The Piano Lesson leva-nos até 1936 onde, no auge da Grande Depressão, seguimos as decisões e histórias da família Charles, que se concentra em decidir o que fazer com uma relíquia herdada: um piano que traz fantasmas de passados comuns e o confronto de uma família com os mesmos. Malcolm Washington, nesta sua primeira longa-metragem, mostra-nos que o talento está presente na família: tendo o irmão mais velho como protagonista (John David Washington) e o pai como produtor (Denzel Washington).
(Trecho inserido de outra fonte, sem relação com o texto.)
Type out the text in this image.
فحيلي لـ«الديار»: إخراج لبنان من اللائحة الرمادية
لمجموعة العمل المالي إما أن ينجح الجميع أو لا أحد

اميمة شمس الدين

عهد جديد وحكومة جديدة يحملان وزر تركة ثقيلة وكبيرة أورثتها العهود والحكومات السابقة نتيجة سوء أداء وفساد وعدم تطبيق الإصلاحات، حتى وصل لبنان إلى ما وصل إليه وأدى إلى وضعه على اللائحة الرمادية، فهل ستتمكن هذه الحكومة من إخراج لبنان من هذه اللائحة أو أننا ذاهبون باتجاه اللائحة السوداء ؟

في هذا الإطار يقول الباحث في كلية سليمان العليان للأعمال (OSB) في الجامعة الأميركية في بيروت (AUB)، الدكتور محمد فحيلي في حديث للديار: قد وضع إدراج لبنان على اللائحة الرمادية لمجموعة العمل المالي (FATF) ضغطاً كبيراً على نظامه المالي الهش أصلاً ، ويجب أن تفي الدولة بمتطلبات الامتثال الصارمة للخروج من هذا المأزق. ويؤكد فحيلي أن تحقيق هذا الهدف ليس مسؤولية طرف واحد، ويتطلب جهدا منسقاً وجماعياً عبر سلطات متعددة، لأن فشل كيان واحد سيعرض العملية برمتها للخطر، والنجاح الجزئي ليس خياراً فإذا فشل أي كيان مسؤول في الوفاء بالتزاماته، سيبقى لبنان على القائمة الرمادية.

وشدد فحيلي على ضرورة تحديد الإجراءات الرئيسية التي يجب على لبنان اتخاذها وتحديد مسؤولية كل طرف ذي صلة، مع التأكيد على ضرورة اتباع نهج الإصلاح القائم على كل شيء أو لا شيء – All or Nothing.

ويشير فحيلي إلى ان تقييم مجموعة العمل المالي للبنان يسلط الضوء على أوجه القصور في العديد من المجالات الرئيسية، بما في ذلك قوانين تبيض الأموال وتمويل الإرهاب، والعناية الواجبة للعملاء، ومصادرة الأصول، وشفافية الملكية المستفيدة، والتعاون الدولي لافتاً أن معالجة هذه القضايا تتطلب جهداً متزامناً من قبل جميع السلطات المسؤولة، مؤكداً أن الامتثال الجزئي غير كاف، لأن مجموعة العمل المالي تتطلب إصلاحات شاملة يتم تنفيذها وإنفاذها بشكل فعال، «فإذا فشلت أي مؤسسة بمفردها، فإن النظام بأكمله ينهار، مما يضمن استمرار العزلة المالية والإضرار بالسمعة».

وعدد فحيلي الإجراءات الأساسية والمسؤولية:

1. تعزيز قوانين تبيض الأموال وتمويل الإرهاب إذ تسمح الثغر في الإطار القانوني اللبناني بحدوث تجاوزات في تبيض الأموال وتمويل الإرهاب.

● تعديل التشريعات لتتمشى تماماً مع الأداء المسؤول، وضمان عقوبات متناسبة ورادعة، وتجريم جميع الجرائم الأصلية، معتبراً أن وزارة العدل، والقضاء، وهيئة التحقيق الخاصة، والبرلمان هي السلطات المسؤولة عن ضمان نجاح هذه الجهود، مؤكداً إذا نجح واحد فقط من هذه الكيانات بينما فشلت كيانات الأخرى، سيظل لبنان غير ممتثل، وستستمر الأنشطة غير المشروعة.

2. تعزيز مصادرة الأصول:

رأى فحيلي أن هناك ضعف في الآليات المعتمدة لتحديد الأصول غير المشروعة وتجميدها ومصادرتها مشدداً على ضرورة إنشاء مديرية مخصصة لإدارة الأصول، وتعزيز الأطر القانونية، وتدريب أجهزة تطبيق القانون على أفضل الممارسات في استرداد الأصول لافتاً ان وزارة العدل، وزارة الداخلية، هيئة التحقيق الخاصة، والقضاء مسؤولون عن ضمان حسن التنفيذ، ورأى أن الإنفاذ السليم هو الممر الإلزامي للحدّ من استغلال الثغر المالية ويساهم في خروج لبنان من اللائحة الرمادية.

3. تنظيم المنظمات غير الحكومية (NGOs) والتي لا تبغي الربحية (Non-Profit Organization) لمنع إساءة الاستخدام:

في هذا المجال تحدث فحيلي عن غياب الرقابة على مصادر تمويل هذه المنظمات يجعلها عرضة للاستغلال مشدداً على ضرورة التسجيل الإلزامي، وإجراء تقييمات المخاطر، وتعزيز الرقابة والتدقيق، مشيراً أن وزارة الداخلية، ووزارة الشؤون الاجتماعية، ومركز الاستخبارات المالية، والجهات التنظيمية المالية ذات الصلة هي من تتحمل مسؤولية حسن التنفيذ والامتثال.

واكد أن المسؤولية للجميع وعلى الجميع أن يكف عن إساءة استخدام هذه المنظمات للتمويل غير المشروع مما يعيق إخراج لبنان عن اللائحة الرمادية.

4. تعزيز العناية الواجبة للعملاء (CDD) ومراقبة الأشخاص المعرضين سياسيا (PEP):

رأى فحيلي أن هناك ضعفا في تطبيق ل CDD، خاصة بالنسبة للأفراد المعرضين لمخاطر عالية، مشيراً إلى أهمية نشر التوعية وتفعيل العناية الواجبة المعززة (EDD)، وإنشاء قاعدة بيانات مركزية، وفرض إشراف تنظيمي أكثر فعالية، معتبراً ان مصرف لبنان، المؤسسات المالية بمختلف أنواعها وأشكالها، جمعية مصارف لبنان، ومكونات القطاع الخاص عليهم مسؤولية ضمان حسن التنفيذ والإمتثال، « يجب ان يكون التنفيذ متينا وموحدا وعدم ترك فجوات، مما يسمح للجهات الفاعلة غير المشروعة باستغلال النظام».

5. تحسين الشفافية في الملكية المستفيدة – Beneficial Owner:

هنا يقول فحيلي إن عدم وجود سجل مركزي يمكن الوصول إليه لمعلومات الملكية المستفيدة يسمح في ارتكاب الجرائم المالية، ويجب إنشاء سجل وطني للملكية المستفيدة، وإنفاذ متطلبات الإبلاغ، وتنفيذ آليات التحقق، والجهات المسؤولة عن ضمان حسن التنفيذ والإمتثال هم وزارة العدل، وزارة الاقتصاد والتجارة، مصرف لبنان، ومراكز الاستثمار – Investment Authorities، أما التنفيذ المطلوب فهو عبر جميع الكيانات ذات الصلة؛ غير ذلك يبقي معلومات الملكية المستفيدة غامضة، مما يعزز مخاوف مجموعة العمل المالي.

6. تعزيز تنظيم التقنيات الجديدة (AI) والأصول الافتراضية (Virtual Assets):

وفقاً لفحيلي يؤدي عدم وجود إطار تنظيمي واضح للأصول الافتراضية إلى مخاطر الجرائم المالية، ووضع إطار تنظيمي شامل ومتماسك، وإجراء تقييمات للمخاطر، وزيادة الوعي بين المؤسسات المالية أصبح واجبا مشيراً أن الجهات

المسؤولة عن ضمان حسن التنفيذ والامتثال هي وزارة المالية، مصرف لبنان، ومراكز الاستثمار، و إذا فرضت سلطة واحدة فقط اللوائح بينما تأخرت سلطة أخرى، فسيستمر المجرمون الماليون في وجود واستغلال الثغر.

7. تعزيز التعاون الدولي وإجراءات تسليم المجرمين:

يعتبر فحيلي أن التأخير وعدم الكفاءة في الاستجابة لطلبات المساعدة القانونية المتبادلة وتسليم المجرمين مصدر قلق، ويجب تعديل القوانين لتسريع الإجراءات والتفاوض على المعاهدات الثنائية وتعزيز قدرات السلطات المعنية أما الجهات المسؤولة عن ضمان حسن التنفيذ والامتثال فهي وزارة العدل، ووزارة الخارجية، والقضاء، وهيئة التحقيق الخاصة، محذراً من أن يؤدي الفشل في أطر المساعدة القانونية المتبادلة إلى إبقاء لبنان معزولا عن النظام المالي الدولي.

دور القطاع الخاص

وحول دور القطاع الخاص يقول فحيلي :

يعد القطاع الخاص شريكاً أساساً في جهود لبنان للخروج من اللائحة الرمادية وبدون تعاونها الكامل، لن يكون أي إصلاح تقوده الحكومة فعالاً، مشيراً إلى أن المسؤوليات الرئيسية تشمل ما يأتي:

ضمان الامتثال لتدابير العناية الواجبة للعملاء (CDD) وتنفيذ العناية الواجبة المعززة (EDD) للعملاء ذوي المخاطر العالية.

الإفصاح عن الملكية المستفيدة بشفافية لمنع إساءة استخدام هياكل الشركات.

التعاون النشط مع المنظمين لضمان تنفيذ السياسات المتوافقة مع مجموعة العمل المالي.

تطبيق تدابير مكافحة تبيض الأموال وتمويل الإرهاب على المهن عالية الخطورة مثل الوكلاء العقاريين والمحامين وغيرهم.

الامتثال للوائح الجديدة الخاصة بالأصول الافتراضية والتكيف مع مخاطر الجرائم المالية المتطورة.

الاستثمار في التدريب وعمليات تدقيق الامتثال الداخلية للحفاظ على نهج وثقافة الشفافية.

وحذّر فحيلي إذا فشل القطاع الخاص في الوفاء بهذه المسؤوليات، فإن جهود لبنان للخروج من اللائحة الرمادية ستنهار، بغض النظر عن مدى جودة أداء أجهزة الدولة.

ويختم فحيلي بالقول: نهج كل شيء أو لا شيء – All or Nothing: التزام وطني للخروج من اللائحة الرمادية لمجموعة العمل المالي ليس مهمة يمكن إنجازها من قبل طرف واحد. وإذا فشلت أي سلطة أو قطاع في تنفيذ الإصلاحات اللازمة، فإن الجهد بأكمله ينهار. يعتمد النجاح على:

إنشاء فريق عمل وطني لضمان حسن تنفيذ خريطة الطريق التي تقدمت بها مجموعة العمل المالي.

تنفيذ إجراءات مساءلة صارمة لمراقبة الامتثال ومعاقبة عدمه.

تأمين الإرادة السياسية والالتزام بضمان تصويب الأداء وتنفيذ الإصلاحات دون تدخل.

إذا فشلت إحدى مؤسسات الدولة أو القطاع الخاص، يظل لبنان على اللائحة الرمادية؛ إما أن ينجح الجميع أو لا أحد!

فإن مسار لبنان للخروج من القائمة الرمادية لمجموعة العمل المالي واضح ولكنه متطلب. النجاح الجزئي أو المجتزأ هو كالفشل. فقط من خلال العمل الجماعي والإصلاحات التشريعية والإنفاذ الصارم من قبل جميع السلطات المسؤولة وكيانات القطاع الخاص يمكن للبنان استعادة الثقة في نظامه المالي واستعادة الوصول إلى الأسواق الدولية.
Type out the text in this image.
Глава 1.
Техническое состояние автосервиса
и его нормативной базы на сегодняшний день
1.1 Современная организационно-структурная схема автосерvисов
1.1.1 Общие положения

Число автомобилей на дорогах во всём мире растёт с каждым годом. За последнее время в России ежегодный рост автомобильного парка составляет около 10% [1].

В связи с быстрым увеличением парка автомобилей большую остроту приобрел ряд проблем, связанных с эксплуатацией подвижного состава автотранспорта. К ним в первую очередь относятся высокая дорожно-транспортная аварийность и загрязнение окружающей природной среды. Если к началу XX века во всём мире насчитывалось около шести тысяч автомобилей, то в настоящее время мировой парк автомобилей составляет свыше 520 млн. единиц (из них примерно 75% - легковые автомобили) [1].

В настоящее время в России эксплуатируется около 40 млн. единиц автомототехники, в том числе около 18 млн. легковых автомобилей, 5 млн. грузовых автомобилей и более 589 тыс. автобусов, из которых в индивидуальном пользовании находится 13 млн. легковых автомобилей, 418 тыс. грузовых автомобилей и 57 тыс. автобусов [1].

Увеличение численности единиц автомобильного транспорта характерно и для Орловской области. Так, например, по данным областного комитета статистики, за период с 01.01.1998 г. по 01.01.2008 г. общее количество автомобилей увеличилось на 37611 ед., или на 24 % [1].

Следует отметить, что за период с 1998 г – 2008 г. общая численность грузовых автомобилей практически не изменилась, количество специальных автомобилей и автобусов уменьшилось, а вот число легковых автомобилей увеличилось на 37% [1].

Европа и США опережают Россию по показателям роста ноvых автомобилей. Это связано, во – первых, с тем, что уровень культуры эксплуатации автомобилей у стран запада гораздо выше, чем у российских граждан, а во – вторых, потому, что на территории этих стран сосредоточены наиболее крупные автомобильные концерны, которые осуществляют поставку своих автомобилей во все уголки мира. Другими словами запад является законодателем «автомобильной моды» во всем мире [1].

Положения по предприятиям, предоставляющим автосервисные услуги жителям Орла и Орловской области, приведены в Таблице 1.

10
É uma história de luto que, com uma analepse, nos remete ao 4 de Julho de 1911, quando o piano é roubado dos terrenos Sutter – família que escravizou os antepassados dos protagonistas. 20 anos passados, Boy Willie Charles (John David Washington) regressa à casa da irmã, Berniece Charles (Danielle Deadwyler), acompanhado do seu fiel amigo Lymon (o extraordinário Ray Fisher) para vender o piano de família e comprar as terras do escravizador, mostrando que detém agora, por fim, a capacidade de mudar a vida que nunca conduziu. Berniece recusa-se a vender o piano que contém lágrimas, sangue, suor e gravuras dos seus antepassados numa herança que nunca será apenas material – “dinheiro não consegue comprar o valor deste piano” –, que está junto dela, na casa do tio Doaker (Samuel L. Jackson) – personagem que cruamente nos traz, sob flashbacks, a dor que é ser-se negro, aliado às histórias da família – cujo soalho ressoa as dores e range os seus pesares.
Enraizado na dificuldade que é fazer escolhas, no peso de carregar o legado da família e a sua subsistência, fazemos parte de uma disputa entre valor material e sentimental. Valor este que se traduz entre crença e vontade de vingar numa vida que estamos destinados a não ter, não pertencer, não ser, não viver. É um enredo de superação, de revolta, uma história que é como de muitas outras: talhada de violência, escravidão, revolta e com alguma mística, espelhada a cada fala. Como se pudéssemos traduzir e categorizar o filme partindo de notas musicais assentes na dor, resiliência, misticidade, família e solidão.
Contamos assim com mais uma adaptação do extraordinário August Wilson (Fences (2016) e Ma Rainey’s Black Bottom (2020)), que segue o seu Ciclo de Pittsburgh (The Pittsburgh Cycle). Ciclo este em que o dramaturgo mantém esta cidade da Pensilvânia como pano de fundo para relatar as mudanças que ocorreram ao longo do século, focando-se nas mudanças sociais que a história trouxe e nas consequências que tal originou. Embora não tenha a presença de tantos momentos musicais quanto seria expectável, Malcom entrega um relato fidedigno à vontade do dramaturgo: colocar homens e mulheres comuns, com vidas comuns, da comunidade negra como protagonistas, de uma subclasse que muito fez e terá de continuar a fazer para ver o seu trabalho, a sua arte e a sua voz ouvida.
Sem nunca sentirmos cenas pela metade e com performances coesas, o filme é sempre acompanhado de um diálogo fluido, que em nada descuida quaisquer sensibilidades. Num ritmo que peca apenas por não acompanhar a densidade do argumento, The Piano Lesson faz-nos não só querer ver e ler mais de August Wilson, mas também sentimos imediatamente a necessidade de ver mais peças em palco – num ambiente que não o conforto de uma sala de cinema ou os nossos sofás – porque a tensão e a crueza das histórias serão sempre reproduzidas como quem engole as emoções antes de as gritar.
Nunca olvidando a teatralidade necessária, The Piano Lesson é, no fim de contas, uma lição de vida, que se alia a uma imagem (belíssima) de uma tragédia que continua a passar de geração em geração, mas que esculpe em todos a necessidade de preservar as nossas raízes, não esquecendo de cortar as que o passado apodreceu.